UIP’s “Goldeneye” had a phenomenally successful U.K. bow at top spot, elbowing BVI’s stayer “Crimson Tide” (foreign tally, $61 million) aside and posting the biggest non-holiday six-day gross in the history of British cinema. “Species” had a monster bow in Japan, Israel and Finland and turned in good performances in its South African and Swedish bows; cume is $43.7 million.
In Greece, UIP’s “Apollo 13” blasted off with $242,084 from 15 screens, boosting the cume to $148 million, with Fox’s “Braveheart” bagging $123,795 from 10 screens, ahead of its weekend bow in Italy; cume, $93.8 million.
UIP’s “Jade” finally caught a glimpse of sparkle in its three-screen Swiss opening (average: $16,399), taking the cume to $5.2 million, ahead of a badly timed French bow this weekend.

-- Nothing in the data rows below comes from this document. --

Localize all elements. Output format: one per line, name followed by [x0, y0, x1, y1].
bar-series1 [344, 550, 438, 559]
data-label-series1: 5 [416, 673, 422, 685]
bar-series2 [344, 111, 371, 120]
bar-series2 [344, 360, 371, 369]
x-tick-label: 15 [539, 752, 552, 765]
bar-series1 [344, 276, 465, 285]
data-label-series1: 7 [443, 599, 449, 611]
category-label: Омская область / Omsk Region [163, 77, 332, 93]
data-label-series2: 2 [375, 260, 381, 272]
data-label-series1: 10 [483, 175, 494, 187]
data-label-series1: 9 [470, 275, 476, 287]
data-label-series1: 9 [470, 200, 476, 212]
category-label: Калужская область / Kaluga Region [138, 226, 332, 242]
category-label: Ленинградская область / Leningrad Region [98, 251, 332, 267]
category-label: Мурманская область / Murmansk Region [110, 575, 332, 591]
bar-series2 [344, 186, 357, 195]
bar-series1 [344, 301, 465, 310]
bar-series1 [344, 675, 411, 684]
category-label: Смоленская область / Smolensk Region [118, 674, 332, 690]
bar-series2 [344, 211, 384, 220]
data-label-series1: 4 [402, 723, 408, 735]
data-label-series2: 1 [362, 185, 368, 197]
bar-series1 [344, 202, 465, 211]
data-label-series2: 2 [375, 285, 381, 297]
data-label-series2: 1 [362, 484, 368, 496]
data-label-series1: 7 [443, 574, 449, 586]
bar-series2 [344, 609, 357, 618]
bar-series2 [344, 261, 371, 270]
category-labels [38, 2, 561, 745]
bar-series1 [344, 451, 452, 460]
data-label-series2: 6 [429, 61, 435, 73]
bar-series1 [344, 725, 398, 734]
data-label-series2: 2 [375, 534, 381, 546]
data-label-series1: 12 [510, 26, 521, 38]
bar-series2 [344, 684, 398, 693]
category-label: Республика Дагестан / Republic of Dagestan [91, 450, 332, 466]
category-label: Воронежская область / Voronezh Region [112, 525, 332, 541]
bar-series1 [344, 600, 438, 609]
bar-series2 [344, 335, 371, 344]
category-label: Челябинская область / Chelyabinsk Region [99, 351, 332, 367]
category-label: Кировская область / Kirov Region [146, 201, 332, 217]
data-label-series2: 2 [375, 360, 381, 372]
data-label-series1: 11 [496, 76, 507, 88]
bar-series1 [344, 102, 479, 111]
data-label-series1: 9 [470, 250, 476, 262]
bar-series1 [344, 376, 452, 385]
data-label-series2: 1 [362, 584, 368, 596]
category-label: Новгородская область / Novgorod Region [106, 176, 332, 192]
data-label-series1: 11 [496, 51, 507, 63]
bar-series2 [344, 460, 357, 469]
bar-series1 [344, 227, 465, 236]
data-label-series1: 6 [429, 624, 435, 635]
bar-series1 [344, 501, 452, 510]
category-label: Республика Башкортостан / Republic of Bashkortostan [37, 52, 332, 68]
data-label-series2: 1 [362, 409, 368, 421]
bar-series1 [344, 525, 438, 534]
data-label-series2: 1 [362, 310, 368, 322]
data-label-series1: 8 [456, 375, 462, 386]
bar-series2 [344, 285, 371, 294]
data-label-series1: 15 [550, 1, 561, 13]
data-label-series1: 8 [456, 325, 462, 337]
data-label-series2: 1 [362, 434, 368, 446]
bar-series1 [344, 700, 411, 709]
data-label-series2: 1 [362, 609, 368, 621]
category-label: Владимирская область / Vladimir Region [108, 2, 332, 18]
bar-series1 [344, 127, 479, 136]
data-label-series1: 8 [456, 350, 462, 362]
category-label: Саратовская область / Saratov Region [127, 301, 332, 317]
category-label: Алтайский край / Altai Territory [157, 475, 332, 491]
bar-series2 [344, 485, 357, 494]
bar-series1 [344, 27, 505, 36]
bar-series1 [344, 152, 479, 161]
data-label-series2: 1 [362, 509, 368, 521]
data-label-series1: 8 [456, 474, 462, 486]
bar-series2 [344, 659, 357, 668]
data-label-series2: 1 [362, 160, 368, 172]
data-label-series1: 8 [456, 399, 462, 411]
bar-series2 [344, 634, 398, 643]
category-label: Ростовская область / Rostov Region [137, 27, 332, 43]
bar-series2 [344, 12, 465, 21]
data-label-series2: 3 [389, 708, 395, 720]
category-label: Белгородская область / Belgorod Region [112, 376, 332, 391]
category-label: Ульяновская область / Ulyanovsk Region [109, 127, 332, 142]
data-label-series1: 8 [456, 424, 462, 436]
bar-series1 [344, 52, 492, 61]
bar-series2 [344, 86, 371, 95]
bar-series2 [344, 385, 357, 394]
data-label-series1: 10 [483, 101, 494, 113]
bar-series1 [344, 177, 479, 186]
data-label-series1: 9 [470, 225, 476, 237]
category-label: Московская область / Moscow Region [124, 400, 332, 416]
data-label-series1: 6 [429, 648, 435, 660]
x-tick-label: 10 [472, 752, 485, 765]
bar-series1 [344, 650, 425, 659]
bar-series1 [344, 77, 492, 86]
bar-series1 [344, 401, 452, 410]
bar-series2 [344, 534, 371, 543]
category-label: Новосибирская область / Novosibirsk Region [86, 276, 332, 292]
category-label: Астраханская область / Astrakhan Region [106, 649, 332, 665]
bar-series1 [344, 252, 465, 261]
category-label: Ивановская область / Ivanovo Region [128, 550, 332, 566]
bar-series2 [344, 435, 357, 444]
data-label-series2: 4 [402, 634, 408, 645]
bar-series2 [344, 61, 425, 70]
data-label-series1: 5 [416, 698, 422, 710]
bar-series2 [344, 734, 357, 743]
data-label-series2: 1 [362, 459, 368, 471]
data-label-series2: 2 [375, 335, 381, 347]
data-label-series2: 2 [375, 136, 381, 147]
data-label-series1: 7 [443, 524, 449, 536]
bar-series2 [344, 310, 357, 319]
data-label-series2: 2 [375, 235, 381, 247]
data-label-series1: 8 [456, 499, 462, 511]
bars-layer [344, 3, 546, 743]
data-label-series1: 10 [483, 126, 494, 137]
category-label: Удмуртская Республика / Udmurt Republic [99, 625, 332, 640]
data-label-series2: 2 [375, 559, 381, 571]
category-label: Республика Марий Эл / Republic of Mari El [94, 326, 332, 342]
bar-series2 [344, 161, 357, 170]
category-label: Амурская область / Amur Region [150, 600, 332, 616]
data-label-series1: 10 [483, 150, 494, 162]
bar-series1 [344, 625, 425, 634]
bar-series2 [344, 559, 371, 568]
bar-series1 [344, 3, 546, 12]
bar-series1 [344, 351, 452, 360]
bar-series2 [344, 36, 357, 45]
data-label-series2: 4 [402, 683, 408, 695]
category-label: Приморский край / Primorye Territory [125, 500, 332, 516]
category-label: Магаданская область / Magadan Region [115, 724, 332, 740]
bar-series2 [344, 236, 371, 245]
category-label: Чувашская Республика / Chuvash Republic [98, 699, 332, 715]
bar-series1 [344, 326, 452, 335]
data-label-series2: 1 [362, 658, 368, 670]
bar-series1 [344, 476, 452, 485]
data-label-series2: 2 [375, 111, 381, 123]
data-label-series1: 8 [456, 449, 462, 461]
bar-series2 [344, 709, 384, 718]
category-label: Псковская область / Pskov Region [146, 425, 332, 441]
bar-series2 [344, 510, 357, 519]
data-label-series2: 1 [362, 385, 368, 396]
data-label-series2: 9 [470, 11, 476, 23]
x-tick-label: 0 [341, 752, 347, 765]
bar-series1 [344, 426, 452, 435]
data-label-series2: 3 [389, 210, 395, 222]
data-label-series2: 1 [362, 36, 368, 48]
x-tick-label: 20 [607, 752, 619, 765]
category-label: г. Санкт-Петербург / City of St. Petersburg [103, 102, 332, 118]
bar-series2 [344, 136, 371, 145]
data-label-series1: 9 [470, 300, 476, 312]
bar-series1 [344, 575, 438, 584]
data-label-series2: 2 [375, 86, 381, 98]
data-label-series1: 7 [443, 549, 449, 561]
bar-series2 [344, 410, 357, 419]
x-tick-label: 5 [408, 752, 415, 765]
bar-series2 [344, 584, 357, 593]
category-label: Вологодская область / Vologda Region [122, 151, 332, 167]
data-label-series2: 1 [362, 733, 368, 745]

CTSI’s “Bad Boys” wowed China grabbing $601,055 from 107 screens, boosting the foreign tally to $69.6 million, while WB’s “Assassins” took a respectable $154,797 in three days from 32 Indonesian theaters and wowing Norway (screen average $11,434) to boost the cume to $41.9 million.
CTSI’s “The Money Train” sped well Down Under, boosting the two-territory cume to $784,201, behind “Seven,” which in its fourth lap clung to top spot. Also in Oz, CTSI’s “The Usual Suspects” held firm in its sixth lap, dropping only 14%, but stablemate “Desperado” plunged 63% in its third round and out of the top 10 after good bows in Taiwan and Sweden and a stronger bash in Argentina; cume is $11.8 million.
Also Down Under, rookie “Johnny Mnemonic” confounded the critics to debut at third spot, while Goldwyn’s “The Madness of King George” increased 6% in its fourth lap, in stark contrast to Warner Bros.’ “Fair Game,” which plunged 53% in its second round.
New Line’s “Dumb and Dumber” posted cume of $118.5 million, while Fox’s “The Net” and “Mighty Morphin Power Rangers: The Movie” checked in with $37.8 million and $23.9 million, respectively.